Have you checked out Application Security’s (somewhat) new AppDetectivePro version 7? Have you even heard of AppDetectivePro? If not, it needs to be on your radar. It’s a powerful database vulnerability scanner that can perform both unauthenticated penetration tests as well as authenticated audits of SQL Server, Oracle, MySQL, DB2, Notes/Domino and Sybase (wow) systems. A screenshot of a penetration test of an Oracle 11g-based system is shown below:
AppDetective is a tool that I’ve relied on for years to help with database security assessments. The price per database instance is pricey but it’s worth it. I’ve found that the results are very similar when running it on similar systems so one scan per platform may be enough to get by with as long as you implement the same changes on like systems across the board.
Probably the biggest improvement with AppDetective Pro version 7 is the User Rights Review shown below:
User Rights Review allows you to run reports on effective role and user permissions for a specific database. That’s big in today’s world of big government and big regulation. I’m not surprised at its utility, however, since reporting is one of AppDetectivePro’s strong suits – pleasing compliance managers, auditors, and regulators from sea to shining sea for years.
The bad news (not necessarily related to the new version 7) is that I recently lost about 5 hours of my life troubleshooting a problem with AppDetectivePro that should’ve been readily-accessible in the documentation or online knowledgebase. In essence, a SQL Server system I was testing was running in shared memory mode and had TCP/IP disabled. Running the tool on the same SQL Server box still yielded a big fat nothing until a level 2 support person helped me get to the bottom of the problem.

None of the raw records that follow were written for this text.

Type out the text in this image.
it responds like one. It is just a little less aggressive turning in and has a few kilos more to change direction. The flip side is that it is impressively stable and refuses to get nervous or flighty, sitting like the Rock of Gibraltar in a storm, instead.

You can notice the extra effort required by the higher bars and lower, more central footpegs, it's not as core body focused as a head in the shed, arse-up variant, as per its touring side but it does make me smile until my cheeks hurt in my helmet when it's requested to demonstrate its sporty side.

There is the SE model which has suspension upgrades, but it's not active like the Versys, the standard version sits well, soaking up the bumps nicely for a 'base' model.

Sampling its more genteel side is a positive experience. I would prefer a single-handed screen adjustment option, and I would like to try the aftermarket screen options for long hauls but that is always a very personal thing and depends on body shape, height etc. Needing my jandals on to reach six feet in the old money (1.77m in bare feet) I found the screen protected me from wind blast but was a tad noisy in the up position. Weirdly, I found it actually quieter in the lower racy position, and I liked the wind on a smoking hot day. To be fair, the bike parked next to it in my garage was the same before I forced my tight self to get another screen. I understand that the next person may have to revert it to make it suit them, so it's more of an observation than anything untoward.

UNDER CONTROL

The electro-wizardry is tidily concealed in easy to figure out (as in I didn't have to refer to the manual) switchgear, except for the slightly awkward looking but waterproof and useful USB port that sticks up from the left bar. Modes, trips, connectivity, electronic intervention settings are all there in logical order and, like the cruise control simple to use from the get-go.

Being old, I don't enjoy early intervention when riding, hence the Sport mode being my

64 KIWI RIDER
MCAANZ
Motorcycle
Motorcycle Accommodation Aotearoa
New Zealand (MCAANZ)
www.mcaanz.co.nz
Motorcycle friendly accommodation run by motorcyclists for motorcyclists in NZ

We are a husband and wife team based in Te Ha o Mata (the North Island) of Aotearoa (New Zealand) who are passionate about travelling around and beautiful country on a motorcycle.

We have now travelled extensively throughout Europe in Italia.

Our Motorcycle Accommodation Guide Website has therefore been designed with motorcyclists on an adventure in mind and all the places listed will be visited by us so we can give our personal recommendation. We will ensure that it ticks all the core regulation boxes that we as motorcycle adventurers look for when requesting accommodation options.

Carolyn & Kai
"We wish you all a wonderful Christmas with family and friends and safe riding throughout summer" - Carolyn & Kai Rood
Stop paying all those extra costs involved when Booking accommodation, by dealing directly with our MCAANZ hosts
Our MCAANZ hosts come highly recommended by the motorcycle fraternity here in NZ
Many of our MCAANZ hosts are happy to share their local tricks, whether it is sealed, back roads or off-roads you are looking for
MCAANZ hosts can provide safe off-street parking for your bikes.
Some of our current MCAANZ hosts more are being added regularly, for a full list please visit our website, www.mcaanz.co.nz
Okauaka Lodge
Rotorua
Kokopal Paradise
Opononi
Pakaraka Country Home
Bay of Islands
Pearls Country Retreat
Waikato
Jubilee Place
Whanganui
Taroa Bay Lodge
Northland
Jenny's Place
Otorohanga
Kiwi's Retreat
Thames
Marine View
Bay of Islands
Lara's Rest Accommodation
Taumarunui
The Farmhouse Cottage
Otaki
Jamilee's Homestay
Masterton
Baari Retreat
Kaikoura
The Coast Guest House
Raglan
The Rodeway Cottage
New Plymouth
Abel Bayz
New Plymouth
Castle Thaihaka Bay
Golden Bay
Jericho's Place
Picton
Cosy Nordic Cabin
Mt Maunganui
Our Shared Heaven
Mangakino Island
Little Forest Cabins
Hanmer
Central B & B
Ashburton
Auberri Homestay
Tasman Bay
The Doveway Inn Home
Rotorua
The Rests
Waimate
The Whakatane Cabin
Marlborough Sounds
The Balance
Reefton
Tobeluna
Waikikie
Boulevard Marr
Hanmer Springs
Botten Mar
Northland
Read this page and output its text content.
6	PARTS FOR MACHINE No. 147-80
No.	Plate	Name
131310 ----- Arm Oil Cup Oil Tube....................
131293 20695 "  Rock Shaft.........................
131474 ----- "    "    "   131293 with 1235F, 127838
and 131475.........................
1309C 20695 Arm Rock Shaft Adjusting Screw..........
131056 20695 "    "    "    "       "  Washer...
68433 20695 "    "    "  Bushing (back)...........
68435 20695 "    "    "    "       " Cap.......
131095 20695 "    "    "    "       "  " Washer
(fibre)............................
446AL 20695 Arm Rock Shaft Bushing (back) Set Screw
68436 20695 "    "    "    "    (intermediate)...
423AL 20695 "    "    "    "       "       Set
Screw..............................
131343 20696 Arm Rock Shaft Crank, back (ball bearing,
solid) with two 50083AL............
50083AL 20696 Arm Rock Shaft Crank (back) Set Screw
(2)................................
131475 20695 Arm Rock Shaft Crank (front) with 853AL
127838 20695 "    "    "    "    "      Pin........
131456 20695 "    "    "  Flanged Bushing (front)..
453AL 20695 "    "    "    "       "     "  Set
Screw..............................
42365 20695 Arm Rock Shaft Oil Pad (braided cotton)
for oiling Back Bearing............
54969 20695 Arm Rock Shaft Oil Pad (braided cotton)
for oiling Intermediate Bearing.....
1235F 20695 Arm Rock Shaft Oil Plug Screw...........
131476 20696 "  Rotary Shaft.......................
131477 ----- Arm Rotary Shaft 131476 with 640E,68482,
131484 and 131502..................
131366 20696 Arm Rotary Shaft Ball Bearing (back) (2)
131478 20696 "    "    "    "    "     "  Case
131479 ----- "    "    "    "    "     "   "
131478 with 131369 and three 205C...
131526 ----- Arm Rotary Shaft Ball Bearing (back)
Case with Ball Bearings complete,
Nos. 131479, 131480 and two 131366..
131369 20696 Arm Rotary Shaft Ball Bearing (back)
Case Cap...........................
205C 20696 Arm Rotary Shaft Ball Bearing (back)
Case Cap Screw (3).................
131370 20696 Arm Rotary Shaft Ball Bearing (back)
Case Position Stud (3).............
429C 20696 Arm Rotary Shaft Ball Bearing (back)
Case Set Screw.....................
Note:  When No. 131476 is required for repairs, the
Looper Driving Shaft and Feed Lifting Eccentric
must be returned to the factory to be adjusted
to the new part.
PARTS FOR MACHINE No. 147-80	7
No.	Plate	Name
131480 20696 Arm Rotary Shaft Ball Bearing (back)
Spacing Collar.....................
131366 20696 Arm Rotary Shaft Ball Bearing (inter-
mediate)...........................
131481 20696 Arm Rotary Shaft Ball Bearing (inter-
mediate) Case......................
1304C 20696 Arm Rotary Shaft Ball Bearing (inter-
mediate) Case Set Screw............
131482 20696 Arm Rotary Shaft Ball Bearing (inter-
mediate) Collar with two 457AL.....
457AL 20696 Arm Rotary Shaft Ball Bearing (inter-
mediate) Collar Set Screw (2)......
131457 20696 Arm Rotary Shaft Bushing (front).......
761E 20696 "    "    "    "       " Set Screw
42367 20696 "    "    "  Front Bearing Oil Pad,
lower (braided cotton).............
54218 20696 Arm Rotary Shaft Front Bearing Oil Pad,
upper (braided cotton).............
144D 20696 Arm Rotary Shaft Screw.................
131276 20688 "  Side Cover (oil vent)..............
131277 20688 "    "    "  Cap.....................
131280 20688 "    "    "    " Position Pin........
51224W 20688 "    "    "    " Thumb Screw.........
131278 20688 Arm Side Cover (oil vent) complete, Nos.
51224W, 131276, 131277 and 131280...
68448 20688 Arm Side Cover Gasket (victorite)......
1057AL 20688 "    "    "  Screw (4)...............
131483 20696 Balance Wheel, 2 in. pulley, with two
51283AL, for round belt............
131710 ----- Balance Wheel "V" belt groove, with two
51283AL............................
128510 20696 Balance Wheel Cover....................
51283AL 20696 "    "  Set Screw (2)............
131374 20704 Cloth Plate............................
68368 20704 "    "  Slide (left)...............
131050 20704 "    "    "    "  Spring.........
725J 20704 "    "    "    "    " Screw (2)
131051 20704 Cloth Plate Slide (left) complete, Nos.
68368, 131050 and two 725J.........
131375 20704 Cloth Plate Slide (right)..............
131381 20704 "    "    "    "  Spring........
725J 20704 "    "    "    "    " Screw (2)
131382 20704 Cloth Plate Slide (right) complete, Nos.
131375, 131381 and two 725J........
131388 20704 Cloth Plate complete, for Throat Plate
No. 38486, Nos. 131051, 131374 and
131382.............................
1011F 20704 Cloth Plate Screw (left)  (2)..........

Overall, AppDetectivePro is still the most comprehensive and recognized database vulnerability scanner. It’s definitely worth checking out. As for SQL Server 2008 R2 support (a biggie in my book) I checked with the folks at Application Security about a month ago, and according to their site today, there’s still no support for it but I suspect that’ll come soon as more clients demand it. Furthermore the name of the product doesn’t really reflect what it does (databases not apps, although it used to perform basic Web app scans)…but, hey, now you know, right?